A coalition of the big utilities from Greater Toronto and Hamilton told the Legislature social affairs committee recently that the proposed legislation doesn't address that key concern.

Local utilities now receive a fee for every kilowatt-hour of power they deliver to their customers. If they encourage conservation and reduce the volume of power they deliver, they lose revenue and probably profits.

"We're willing to work shoulder to shoulder with the government to make sure conservation goes 100 per cent," said Gunars Ceksters, who acted as spokesperson for the group. "But we want to make sure that there's some mechanism for recovery."

Ceksters, who is chief executive of Enersource Corp., which owns Enersource Hydro Mississauga, spoke in an interview after addressing the committee in Ottawa.

Energy Minister Dwight Duncan has said he wants to create a "conservation culture" in the province.

But while natural gas utilities are able to reap financial rewards if they meet conservation targets, the new legislation doesn't set up a similar system for electric utilities.
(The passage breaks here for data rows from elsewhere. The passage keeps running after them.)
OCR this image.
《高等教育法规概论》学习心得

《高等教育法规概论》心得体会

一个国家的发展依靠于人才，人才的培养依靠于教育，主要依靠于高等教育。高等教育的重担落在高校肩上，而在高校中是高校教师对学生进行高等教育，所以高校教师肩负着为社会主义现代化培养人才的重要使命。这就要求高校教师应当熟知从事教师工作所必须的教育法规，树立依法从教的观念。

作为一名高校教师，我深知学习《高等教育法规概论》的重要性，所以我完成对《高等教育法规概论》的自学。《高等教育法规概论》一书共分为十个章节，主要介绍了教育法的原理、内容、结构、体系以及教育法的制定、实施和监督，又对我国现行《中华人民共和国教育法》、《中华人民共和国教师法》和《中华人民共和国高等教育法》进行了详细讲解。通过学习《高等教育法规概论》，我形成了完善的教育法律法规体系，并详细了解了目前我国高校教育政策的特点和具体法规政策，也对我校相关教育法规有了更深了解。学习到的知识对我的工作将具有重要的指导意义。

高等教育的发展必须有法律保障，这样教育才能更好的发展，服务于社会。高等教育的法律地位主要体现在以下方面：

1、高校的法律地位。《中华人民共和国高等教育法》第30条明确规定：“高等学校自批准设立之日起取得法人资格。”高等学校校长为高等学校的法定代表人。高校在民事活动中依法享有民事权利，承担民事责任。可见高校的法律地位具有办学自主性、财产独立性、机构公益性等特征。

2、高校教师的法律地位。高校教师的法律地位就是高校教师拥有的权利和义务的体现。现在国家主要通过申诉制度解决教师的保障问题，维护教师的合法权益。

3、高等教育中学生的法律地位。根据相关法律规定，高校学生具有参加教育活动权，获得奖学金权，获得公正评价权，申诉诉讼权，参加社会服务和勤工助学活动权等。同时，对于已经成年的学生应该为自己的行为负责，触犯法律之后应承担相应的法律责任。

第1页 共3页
Many of the legislation's proposals are welcome — such as setting up a new system of stable but market-based pricing for consumers — but the potential revenue loss is a problem, he said.

"We're willing to work with it, but not if we're going to be losing our revenue," Ceksters said. "Why would we start turning our meters off, so to speak?"

The utilities and the Independent Electricity Market Operator, or IMO, do not appear enthusiastic about the proposed Ontario Power Authority. The authority would draw up a long-term power plan for the province, and would have the power to sign long-term contracts with generators to ensure its delivery.

The big utilities said the authority should be "transitional" and the province should consider phasing it out or scaling it back eventually.

"There are a lot of bureaucratic agencies now in place," Ceksters said.

"We're just concerned that creating an additional agency will make it difficult for the market to work properly."

Dave Goulding, chief executive of the IMO, noted that both the IMO and the power authority will have responsibility for electricity planning.

Utilities and generators could get mixed signals if the IMO's plans for the shorter term don't mesh well with the power authority's longer-term plans, he said.

There's also a danger of the two agencies duplicating planning staffs, he said.

The IMO, which already has a planning staff, could contract to do much of the power authority's work according to the authority's directives, Goulding suggested.